Project description:The Escherichia coli disulfide isomerase, DsbC is a V-shaped homodimer with each monomer comprising a dimerization region that forms part of a putative peptide-binding pocket and a thioredoxin catalytic domain. Disulfide isomerases from prokaryotes and eukaryotes exhibit little sequence homology but display very similar structural organization with two thioredoxin domains facing each other on top of the dimerization/peptide-binding region. To aid the understanding of the mechanistic significance of thioredoxin domain dimerization and of the peptide-binding cleft of DsbC, we constructed a series of protein chimeras comprising unrelated protein dimerization domains fused to thioredoxin superfamily enzymes. Chimeras consisting of the dimerization domain and the alpha-helical linker of the bacterial proline cis/trans isomerase FkpA and the periplasmic oxidase DsbA gave rise to enzymes that catalyzed the folding of multidisulfide substrate proteins in vivo with comparable efficiency to E. coli DsbC. In addition, expression of FkpA-DsbAs conferred modest resistance to CuCl2, a phenotype that depends on disulfide bond isomerization.

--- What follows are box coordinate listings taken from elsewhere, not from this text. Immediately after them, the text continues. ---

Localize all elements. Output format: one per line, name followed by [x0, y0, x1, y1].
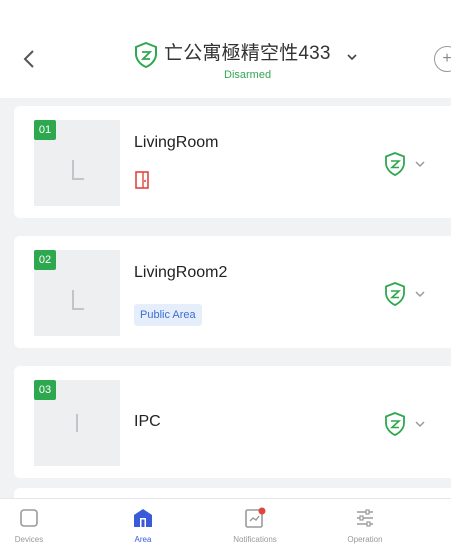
chevron-down-icon[interactable] — [414, 420, 426, 428]
tab-notifications[interactable]: Notifications — [210, 505, 300, 553]
tab-label: Notifications — [233, 535, 277, 544]
area-index-badge: 02 — [34, 250, 56, 270]
site-selector[interactable]: 亡公寓極精空性433 Disarmed — [130, 34, 370, 94]
add-circle-icon: + — [442, 50, 451, 67]
area-index-badge: 01 — [34, 120, 56, 140]
chevron-down-icon[interactable] — [414, 290, 426, 298]
area-name: LivingRoom2 — [134, 264, 228, 281]
tab-label: Area — [134, 535, 152, 544]
shield-icon — [135, 42, 157, 68]
area-tag: Public Area — [134, 304, 202, 326]
chevron-down-icon[interactable] — [414, 160, 426, 168]
thumbnail-placeholder-mark — [72, 290, 84, 310]
add-button[interactable]: + — [434, 46, 451, 72]
area-name: LivingRoom — [134, 134, 219, 151]
area-home-icon — [130, 505, 156, 531]
area-index-badge: 03 — [34, 380, 56, 400]
thumbnail-placeholder-mark — [76, 414, 78, 432]
area-name: IPC — [134, 413, 161, 430]
shield-icon[interactable] — [384, 152, 406, 176]
area-card[interactable]: 03 IPC — [14, 366, 451, 478]
site-title: 亡公寓極精空性433 — [164, 43, 331, 64]
area-card[interactable]: 01 LivingRoom — [14, 106, 451, 218]
tab-devices[interactable]: Devices — [0, 505, 74, 553]
back-button[interactable] — [18, 44, 40, 74]
bottom-tab-bar: Devices Area Notifications Operation — [0, 498, 451, 556]
operation-sliders-icon — [352, 505, 378, 531]
shield-icon[interactable] — [384, 412, 406, 436]
chevron-left-icon — [23, 50, 34, 68]
tab-label: Devices — [14, 535, 44, 544]
chevron-down-icon — [347, 54, 357, 61]
app-screen: 亡公寓極精空性433 Disarmed + 01 LivingRoom 02 L… — [0, 0, 451, 556]
arm-status: Disarmed — [224, 69, 272, 81]
tab-operation[interactable]: Operation — [320, 505, 410, 553]
shield-icon[interactable] — [384, 282, 406, 306]
thumbnail-placeholder-mark — [72, 160, 84, 180]
tab-label: Operation — [347, 535, 383, 544]
area-card[interactable]: 02 LivingRoom2 Public Area — [14, 236, 451, 348]
door-icon — [135, 171, 149, 189]
notifications-icon — [242, 505, 268, 531]
devices-icon — [16, 505, 42, 531]
top-bar: 亡公寓極精空性433 Disarmed + — [0, 0, 451, 98]
tab-area[interactable]: Area — [98, 505, 188, 553]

Selection for resistance to elevated CuCl2 concentrations led to the isolation of FkpA-DsbA mutants containing a single amino acid substitution that changed the active site of the DsbA domain from CPHC into CPYC, increasing the similarity to the DsbC active site (CGYC). Unlike DsbC, which is resistant to oxidation by DsbB-DsbA and does not normally catalyze disulfide bond formation under physiological conditions, the FkpA-DsbA chimeras functioned both as oxidases and isomerases. The engineering of these efficient artificial isomerases delineates the key features of catalysis of disulfide bond isomerization and enhances our understanding of its evolution.